Se se quer simplesmente dizer que existe uma “figura” nova no seio da Igreja, e esta figura é a do “Papa Emérito” (expressão cuja capacidade de gerar confusões eu antevi no instante em que me deparei com ela pela primeira vez), tal se trata de algo evidente; no entanto, esta figura não pode “pertencer” ao Papado em nenhum sentido doutrinário ou jurisdicional. Doutrinário, porque tal figura é claramente criação eclesiástica, não disposição divina; jurisdicional, porque as prerrogativas intrínsecas do Papa — dentre as quais se destaca o poder pleno, supremo e imediato sobre todos os membros da Igreja — não podem ser limitadas por uma figura de direito eclesiástico. Isso é tão óbvio quanto a própria existência de Bento XVI.

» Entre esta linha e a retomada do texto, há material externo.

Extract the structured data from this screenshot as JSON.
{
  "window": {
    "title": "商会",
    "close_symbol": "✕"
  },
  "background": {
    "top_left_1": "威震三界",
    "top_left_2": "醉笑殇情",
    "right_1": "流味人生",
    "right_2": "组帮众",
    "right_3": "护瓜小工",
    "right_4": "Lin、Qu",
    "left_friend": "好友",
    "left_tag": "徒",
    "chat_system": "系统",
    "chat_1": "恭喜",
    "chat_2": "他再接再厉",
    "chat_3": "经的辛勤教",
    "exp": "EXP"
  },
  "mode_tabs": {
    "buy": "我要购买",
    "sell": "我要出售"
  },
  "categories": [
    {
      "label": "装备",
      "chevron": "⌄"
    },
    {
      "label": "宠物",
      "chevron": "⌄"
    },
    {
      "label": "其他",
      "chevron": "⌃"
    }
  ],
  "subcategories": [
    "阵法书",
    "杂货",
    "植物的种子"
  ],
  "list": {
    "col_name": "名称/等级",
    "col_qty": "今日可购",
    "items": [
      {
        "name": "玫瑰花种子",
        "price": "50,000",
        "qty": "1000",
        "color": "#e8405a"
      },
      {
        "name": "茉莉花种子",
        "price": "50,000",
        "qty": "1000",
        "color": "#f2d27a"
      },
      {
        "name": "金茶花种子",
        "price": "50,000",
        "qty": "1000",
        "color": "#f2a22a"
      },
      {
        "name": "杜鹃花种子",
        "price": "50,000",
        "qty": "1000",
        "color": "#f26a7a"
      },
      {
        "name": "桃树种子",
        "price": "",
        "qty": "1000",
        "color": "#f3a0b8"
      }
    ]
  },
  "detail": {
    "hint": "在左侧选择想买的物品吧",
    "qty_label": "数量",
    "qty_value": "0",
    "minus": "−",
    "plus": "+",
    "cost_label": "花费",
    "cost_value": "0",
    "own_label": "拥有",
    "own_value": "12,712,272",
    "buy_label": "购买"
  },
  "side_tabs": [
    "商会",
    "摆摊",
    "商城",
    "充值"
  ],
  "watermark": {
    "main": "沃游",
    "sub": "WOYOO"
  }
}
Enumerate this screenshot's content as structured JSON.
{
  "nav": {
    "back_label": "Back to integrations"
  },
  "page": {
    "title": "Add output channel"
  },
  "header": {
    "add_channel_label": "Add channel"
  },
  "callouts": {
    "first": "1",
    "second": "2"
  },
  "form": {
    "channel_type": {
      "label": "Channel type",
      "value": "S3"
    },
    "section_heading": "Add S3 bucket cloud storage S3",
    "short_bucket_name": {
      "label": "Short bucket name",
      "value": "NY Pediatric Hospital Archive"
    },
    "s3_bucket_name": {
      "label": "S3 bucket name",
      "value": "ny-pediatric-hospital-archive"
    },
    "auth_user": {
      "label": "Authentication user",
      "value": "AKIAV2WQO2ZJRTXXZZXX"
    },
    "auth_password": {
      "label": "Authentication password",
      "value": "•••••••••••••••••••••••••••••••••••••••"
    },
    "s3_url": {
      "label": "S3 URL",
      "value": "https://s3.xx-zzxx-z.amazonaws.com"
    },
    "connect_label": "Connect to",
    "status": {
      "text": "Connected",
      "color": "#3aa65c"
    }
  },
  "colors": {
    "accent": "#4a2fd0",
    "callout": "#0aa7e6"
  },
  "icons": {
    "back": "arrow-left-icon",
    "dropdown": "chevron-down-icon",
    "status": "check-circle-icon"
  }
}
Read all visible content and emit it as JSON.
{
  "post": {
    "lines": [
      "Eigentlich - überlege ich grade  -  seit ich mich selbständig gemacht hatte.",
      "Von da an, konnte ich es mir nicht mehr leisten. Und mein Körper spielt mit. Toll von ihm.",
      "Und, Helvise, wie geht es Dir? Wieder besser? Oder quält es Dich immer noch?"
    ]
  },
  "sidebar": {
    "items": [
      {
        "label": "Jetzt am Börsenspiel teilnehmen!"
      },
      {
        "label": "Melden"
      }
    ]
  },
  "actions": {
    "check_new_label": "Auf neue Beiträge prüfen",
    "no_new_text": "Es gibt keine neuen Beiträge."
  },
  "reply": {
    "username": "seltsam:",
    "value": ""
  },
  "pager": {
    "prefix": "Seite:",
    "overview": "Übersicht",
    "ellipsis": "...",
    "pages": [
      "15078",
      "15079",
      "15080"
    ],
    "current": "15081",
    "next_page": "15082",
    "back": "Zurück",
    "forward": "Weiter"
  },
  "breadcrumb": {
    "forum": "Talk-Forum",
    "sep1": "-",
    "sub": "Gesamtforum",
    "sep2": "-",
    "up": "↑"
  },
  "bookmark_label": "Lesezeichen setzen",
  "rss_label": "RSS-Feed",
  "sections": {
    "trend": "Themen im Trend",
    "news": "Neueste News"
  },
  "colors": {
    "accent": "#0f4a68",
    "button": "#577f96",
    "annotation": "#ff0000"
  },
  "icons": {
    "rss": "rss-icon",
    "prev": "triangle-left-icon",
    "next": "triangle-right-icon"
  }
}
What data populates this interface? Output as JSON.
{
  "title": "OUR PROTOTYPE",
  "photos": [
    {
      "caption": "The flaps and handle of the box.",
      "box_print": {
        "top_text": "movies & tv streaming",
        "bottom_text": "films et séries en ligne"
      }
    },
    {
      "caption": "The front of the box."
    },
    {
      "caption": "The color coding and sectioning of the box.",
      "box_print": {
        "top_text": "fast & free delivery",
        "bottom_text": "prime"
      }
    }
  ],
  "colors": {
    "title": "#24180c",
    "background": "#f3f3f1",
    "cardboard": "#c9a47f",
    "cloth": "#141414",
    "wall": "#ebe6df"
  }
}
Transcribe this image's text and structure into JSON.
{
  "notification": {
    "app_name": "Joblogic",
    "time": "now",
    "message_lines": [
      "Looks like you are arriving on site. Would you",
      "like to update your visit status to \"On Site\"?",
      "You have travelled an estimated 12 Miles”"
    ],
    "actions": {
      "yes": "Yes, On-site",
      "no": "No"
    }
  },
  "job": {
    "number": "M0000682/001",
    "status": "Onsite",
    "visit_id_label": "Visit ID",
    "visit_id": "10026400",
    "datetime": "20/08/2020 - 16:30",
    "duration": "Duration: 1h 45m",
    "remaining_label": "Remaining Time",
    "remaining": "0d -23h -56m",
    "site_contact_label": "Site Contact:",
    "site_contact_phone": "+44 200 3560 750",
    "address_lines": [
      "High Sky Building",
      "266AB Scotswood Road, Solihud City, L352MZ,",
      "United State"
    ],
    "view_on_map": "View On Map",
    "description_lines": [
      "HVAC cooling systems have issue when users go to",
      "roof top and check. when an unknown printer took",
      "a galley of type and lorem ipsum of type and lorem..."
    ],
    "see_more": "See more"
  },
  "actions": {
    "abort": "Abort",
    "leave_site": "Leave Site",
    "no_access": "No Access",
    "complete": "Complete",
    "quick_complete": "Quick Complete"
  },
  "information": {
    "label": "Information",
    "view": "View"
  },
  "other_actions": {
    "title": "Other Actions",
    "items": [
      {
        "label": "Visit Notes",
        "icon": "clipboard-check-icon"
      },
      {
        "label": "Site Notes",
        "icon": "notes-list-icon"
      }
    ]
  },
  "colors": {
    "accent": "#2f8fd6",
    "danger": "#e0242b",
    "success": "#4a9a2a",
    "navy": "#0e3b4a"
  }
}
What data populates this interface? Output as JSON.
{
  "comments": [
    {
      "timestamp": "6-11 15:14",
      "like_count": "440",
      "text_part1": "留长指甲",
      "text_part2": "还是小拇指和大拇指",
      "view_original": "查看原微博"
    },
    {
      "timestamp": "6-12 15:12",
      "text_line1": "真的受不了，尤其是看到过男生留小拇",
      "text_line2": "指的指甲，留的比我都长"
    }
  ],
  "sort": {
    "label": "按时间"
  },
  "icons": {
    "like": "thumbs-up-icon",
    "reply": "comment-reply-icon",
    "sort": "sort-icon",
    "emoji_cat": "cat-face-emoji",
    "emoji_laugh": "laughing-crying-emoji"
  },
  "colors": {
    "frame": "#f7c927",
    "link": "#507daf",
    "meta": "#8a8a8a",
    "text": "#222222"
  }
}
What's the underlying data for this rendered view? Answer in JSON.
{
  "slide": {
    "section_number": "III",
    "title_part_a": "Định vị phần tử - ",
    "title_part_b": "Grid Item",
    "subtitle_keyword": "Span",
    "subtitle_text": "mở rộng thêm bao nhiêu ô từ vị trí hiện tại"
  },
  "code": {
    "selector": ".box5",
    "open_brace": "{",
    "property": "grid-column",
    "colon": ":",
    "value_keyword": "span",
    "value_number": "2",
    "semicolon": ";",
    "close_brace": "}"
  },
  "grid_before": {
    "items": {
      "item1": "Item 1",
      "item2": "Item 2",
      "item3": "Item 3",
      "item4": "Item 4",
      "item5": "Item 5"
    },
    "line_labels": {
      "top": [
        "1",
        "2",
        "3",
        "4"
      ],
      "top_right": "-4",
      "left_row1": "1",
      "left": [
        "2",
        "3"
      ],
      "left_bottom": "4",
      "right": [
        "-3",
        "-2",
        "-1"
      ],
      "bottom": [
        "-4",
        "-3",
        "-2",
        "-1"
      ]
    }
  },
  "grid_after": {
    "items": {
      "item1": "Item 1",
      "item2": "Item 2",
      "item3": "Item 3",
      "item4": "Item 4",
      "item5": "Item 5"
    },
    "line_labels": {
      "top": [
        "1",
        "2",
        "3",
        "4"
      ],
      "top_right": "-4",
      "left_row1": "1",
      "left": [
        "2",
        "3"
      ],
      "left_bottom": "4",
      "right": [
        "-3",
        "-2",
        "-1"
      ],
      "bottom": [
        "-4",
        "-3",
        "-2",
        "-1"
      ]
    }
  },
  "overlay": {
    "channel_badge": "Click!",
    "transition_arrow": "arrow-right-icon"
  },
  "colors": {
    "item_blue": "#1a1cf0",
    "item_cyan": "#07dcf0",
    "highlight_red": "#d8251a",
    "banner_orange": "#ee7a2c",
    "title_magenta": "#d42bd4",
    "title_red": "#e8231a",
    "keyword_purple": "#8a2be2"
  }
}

Sinceramente, não vejo outra maneira de se colocar a questão. Se Bento XVI não renunciou de verdade — hipótese que reputo absurda, como já expliquei longamente aqui, aqui e aqui — então ele é Papa e Francisco é um Antipapa; se, ao contrário, a renúncia foi verdadeira, então Francisco é Papa e Bento XVI é outra coisa. O que não dá é pra defender uma renúncia “pela metade”, com consequente cisão da figura do Papado. Uma novidade desta monta simplesmente não cabe dentro do que se conhece como Doutrina Católica.

Não existem, portanto, data venia, declarações «explosivas» do secretário do Papa — como se a própria natureza do Papado tivesse subitamente mudado à força de um dispositivo canônico que sempre existiu, ou como se um Papa pudesse ser “menos Papa” pela circunstância de o seu antecessor continuar vivo. Se se pode realmente dizer que as exatas atribuições canônicas do «Papa Emérito» não estão muito bem determinadas (e isso, conceda-se, é fato), as do Papa Reinante são por sua vez muito bem conhecidas — e as situações novas da Igreja, por inauditas que sejam, não têm e nem podem ter o condão de diminuir ou relativizar o alcance daquilo que já está dogmaticamente definido. Se o Papa Francisco é Papa — e não vejo como ele não possa ser –, então ele é Papa por inteiro, é Papa plenamente, é Papa como sempre foram os Papas da Igreja de Cristo, com o mesmíssimo poder e as mesmas responsabilidades. Isso independe por completo do status canônico diferenciado que porventura ostente Bento XVI.